This was a design started about 20 years ago. It's a three-element yagi beam with a gamma match. The match (change from original) now is (DC) directly coupled to the driven element. This helps dissipate static. This original design uses brass welding rods for the elements. This light duty version is the easiest to build and fine for in-town sites.
These drawings show all the dimension you'll need to know to built one for either band. Either print out the image (click to enlarge). The original file is available upon request with a modest donation as well.
This is what it will look like (during construction)
Here's your shopping list for items to pick up at the local hardware store:
Start with marking and drilling the holes for the boom. It this case batches of four antennas were being made. Because of a standard copper stick is 10 feet, four 30" booms work out great.(30" x 4 = 120" = 10') Next, cut the brass rods to length and solder them in place. Remember to center the elements across the center of the boom. For the match; use a DC gamma; take some of the cut shorter lengths of brass rod and solder a 90° bend for the match that goes into the driven element. Use some of that (stripped) wire to wrap the joint (for better strength) and solder the whole glob. The right picture shows a close up of the bend.
Then drill a 1/4" hole just under or slightly to the side of the end of the match. Next prep the connector and coax by soldering one end to the chassis connector and leave the other end open. Then make a "hook" for this end so you can push the coax inside the boom and coax to out the end out through that hole you drilled.
Probably some tweezers or small needle nose might help pull the end out.
Then dress and solder the coax center to the matching end and the shield to the boom's surface. Even though the picture shows teflon coax, any RG-58/U will be fine. Use the non-foam to avoid melting the dialectic. This is a tricky task the first time around. If you need more details or get to using larger coax (RG-X, etc.) click here for a lot more pictures.
Then you can seal this area with epoxy and/or RTV. Use the non-corrosive RTV. Dow Corning make a good one, called "748" RTV. For information on this product click Here for the PDF file. (right click and "save as"). Also, just discovered is a more "electronics friendly" version is the " 738 " type. Either type probably will work fine.
If you have trouble finding a tube you might try these distributors including some around the Spokane area.

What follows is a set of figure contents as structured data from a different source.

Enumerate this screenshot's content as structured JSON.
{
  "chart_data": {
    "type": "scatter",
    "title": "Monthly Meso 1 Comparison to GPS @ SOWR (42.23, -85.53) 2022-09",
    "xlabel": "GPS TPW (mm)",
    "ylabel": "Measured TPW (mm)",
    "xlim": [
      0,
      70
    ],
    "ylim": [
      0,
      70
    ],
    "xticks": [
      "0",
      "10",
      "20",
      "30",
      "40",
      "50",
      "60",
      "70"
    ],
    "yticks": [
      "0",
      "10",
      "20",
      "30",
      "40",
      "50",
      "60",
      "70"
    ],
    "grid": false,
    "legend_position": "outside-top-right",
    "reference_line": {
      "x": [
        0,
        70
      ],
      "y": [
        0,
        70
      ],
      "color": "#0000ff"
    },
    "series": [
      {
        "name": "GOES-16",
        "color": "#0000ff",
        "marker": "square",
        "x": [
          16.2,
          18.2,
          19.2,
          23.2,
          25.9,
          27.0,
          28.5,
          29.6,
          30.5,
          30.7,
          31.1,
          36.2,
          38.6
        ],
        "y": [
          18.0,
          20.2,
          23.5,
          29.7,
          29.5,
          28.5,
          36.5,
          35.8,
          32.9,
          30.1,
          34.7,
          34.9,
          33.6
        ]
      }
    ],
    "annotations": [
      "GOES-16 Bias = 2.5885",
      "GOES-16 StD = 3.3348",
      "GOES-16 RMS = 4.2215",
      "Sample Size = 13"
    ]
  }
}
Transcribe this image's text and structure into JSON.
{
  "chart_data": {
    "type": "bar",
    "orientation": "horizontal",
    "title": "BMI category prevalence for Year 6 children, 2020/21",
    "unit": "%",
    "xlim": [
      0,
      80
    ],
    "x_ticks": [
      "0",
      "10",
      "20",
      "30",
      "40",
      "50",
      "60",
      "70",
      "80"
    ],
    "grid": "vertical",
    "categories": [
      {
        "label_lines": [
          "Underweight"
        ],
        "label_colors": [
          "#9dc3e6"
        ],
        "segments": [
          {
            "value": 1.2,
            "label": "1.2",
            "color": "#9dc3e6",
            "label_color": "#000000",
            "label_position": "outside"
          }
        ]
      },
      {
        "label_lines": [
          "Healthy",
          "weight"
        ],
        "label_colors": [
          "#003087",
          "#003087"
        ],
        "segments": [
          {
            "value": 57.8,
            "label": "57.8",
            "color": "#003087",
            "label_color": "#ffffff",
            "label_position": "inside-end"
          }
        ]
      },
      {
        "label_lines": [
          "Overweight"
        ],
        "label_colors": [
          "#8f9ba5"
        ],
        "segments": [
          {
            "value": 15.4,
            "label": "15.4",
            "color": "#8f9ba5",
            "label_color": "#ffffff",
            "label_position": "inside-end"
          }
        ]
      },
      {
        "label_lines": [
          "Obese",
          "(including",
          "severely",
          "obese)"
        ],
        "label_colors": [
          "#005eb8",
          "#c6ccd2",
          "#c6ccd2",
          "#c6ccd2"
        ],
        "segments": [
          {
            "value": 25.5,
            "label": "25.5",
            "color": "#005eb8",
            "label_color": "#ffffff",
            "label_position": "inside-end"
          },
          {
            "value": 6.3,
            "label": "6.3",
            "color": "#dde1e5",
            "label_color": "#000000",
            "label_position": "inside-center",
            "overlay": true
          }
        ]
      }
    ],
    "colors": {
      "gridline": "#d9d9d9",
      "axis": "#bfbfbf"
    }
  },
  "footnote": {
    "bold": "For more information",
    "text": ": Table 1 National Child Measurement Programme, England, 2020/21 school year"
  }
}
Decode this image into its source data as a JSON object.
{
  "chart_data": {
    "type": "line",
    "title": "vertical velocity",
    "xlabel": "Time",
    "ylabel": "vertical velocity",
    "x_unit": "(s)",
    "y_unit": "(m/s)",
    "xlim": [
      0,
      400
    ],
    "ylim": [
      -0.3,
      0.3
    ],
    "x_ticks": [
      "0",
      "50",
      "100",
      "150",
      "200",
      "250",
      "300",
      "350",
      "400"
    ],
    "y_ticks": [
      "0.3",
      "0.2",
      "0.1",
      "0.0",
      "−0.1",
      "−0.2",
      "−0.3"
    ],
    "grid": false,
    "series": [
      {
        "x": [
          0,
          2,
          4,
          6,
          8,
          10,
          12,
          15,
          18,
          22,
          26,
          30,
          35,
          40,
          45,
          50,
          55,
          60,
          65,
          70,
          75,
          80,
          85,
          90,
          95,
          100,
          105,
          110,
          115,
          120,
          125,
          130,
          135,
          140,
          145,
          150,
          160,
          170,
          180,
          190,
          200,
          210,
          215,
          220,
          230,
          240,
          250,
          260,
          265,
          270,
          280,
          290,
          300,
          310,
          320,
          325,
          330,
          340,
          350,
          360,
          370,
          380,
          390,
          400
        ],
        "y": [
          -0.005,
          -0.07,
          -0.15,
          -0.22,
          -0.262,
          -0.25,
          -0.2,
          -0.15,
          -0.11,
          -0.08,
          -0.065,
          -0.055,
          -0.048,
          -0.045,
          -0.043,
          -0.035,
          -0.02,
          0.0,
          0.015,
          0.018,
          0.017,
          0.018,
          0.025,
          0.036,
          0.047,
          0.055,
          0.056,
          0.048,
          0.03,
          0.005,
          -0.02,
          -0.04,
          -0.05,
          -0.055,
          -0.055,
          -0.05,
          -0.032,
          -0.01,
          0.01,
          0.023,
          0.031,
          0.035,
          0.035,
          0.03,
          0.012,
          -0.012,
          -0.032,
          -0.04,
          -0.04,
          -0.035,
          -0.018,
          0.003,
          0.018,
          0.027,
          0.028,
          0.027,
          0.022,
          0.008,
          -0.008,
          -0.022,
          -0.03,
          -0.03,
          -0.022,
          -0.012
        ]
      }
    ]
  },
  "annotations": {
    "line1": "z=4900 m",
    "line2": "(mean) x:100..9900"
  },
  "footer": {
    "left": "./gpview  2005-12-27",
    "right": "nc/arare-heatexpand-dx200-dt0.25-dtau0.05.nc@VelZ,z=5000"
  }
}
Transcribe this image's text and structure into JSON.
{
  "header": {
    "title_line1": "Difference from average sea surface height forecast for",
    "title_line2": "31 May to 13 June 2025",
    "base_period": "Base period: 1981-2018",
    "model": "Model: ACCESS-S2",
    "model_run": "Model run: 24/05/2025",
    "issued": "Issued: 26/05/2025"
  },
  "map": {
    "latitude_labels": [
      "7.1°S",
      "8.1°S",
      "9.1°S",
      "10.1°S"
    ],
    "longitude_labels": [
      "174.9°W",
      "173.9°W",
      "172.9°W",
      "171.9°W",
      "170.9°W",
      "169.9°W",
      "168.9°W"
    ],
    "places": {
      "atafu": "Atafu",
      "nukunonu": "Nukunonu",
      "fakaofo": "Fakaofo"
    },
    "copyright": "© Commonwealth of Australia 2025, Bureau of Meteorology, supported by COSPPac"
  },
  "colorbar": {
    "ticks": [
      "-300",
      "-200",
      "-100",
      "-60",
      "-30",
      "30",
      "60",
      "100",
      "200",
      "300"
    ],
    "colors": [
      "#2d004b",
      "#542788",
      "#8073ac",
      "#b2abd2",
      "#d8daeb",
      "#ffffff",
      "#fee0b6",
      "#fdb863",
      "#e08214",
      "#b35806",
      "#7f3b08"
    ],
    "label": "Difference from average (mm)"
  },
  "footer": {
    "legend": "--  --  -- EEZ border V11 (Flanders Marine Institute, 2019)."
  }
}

The return loss should be more than 20db. Front to back should be better than 20 db as well. The right picture shows several being built in a production way. Also, note in this picture bending the gamma ended up breaking the rod, so that was soldered (with the wire wrap) as well as the first joint to attach to the driven element.
Here's a typical installation on the tower
The light duty version has been built and tested on both bands and works fine. The materials will weather fine. Present yagis have lasted more that 20 years outside. If you feel compelled to paint, be sure it's not a metallic base (some oil paints) for obvious reason.